A prefeita de Arari, Maria Alves Muniz, popularmente conhecida como Simplesmente Maria resolveu mesmo subestimar a inteligência do povo arariense. Um Ofício circular nº 109/2026, datada da última quarta-feira, 10, e assinado pela prefeita, foi distribuído nas Secretarias e órgãos municipais determinando a suspensão despesas consideradas básicas, como água, lanches e apoio a eventos institucionais, sob a justificativa de garantir o equilíbrio financeiro e promover uma reorganização administrativa.

O que chama atenção, porém, é que o próprio demonstrativo de distribuição de arrecadação aponta que o município movimentou mais de R$ 10,9 milhões em receitas no período compreendido entre 12 de maio e 12 de junho de 2026, incluindo recursos do FPM, ICMS, Fundeb e Fundo Municipal de Saúde.

Diante desse cenário, surge uma pergunta inevitável, se a situação financeira exige o corte de despesas, por que contratos milionários continuam sendo celebrados pela administração?

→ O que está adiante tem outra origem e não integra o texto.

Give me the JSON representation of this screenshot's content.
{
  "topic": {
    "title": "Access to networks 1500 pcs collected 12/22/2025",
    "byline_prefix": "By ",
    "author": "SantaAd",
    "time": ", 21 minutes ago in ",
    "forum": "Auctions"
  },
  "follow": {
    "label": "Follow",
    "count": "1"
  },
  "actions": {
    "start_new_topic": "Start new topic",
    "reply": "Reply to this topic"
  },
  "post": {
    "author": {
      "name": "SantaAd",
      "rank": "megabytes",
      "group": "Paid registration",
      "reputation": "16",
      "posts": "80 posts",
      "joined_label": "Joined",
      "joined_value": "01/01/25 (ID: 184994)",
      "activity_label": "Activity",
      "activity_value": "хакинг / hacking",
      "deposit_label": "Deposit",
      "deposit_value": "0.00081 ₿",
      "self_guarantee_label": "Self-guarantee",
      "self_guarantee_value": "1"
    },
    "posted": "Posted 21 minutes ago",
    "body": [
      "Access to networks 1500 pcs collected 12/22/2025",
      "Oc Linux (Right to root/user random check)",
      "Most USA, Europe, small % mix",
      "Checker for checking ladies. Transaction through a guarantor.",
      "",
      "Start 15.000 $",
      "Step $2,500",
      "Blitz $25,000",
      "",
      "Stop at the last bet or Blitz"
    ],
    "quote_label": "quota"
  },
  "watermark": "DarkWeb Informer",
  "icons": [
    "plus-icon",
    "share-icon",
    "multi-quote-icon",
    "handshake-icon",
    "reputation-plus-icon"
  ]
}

Recentemente, a Prefeitura de Arari firmou um contrato de R$ 2.356.551,29 com uma empresa de Santa Catarina para prestação de serviços de consultoria especializada voltada à recuperação de créditos tributários e previdenciários.
Maria Alves acumula uma série de denúncias e investigações sobre a gestão dos recursos públicos municipais em tão pouco tempo a frente da prefeitura.